When it comes to tiering, it’s worth listening to what storage vendors have to say. There are actual benefits, and several approaches with real competitive differentiation.
Performance and cost are the big benefits of storage tiering. The goals are to balance the workload across the different storage elements and maximize the value returned from the investment.
Using SSD in a tiering approach provides improvements in latency and transfer rate. Intelligent tiering can maximize SSD usage as a resource, which in turn can reduce the number (and cost) of SSDs in a system.
If you’re considering adding tiers or changing your tiering strategy, you might first want to look at the available methods.
Storage systems have tiers usually consisting of several types of hard disk drives (HDDs) and perhaps SSDs. There may be two types of HDDs – a high RPM drive with less capacity for higher performance and a lower RPM HDD with higher capacity. Customers seem to be moving towards SSDs for performance and larger capacity HDDs as the tiers of choice. The movement of data between tiers is based on analysis of access patterns to data.

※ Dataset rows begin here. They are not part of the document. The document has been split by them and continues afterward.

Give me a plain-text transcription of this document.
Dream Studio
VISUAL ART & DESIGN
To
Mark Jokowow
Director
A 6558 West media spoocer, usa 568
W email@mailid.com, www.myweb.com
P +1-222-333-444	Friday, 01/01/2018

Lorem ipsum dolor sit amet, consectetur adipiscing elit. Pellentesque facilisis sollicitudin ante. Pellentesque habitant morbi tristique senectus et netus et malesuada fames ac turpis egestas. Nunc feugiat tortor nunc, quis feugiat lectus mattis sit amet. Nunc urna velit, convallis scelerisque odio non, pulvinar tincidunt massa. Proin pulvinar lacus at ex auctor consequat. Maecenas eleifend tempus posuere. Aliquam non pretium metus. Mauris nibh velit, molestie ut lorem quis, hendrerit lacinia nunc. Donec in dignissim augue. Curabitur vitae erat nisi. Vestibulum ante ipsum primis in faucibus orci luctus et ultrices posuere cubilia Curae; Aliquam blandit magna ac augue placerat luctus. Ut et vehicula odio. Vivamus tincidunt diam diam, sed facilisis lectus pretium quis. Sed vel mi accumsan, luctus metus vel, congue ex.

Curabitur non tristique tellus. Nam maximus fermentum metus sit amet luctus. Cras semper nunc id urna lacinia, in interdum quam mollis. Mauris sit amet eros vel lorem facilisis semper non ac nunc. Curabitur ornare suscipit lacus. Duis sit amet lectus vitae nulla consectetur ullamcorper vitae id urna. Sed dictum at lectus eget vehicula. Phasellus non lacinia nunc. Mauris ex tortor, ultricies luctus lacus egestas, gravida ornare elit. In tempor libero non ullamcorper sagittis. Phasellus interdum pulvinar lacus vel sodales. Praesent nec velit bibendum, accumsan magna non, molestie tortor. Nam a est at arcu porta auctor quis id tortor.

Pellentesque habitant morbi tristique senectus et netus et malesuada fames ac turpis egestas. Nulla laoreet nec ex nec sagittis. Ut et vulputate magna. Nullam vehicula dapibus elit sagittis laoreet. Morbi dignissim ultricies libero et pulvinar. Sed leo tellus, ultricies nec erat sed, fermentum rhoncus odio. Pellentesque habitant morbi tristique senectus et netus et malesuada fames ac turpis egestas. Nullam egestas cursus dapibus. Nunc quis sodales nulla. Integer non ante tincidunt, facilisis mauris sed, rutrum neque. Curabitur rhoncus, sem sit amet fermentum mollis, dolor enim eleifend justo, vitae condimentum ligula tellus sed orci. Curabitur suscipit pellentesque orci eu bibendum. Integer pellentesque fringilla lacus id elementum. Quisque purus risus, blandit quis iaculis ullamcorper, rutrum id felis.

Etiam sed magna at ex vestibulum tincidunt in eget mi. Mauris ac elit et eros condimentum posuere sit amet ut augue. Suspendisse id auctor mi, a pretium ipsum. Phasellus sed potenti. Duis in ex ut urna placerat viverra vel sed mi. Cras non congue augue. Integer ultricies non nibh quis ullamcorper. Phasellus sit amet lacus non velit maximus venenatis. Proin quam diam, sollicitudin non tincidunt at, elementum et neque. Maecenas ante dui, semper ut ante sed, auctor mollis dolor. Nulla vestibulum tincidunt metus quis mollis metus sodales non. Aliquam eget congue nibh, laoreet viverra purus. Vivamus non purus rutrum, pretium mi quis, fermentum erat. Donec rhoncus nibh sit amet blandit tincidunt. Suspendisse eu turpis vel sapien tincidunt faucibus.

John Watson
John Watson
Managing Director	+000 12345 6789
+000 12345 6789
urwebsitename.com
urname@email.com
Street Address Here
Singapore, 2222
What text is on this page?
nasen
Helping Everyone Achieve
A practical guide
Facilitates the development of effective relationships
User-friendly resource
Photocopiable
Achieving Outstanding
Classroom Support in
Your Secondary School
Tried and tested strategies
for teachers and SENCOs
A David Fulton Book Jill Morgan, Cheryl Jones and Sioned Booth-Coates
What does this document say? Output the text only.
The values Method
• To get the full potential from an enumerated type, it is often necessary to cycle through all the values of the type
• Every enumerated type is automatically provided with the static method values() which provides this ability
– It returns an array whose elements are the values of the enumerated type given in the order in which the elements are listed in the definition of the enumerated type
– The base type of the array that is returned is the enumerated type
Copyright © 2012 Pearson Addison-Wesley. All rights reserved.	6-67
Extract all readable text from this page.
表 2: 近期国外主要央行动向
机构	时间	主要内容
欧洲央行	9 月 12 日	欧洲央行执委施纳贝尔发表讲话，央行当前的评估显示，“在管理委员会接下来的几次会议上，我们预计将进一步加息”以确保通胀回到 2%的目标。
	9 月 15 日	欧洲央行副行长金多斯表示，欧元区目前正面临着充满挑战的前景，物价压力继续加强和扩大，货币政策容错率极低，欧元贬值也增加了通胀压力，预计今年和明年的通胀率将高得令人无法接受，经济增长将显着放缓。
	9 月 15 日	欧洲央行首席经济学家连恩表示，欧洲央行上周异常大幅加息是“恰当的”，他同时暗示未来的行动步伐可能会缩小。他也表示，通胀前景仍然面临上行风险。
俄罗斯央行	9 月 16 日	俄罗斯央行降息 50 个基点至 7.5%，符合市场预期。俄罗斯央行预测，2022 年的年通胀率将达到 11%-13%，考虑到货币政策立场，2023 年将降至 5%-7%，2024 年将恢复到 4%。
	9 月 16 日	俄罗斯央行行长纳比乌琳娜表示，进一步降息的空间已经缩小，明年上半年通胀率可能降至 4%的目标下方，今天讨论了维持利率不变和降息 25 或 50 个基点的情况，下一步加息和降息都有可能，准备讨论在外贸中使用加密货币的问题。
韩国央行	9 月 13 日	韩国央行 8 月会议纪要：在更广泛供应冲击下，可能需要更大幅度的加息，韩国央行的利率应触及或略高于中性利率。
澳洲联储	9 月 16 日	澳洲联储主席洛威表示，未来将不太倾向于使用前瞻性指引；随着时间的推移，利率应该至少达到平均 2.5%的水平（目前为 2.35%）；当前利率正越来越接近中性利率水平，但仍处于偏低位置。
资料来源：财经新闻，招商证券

Most of the tiering systems being offered by vendors now have sub-LUN movement of the data (early implementations only moved entire volumes/LUNs). Key choices to make around the implementations deal with the “real-time” analysis and the automation around the movement of the data. Another difference for consideration is the potential contention created by the movement using system resources that are also needed to satisfy host requests.
Another tiering method is through intelligent placement of sub-LUN segments of data along with caching tiers. This approach uses the analysis of patterns of data access to determine where to place the data, and cache tiers to control performance. The goal with this approach is to provide the performance based on data access characteristics without introducing additional resource consumption for movement.
There are also hybrid approaches where intelligent placement and caching are combined with limited background movement. These approaches try to strike a balance where the intelligence of the tiering controls the resource usage while balancing the potential performance gains.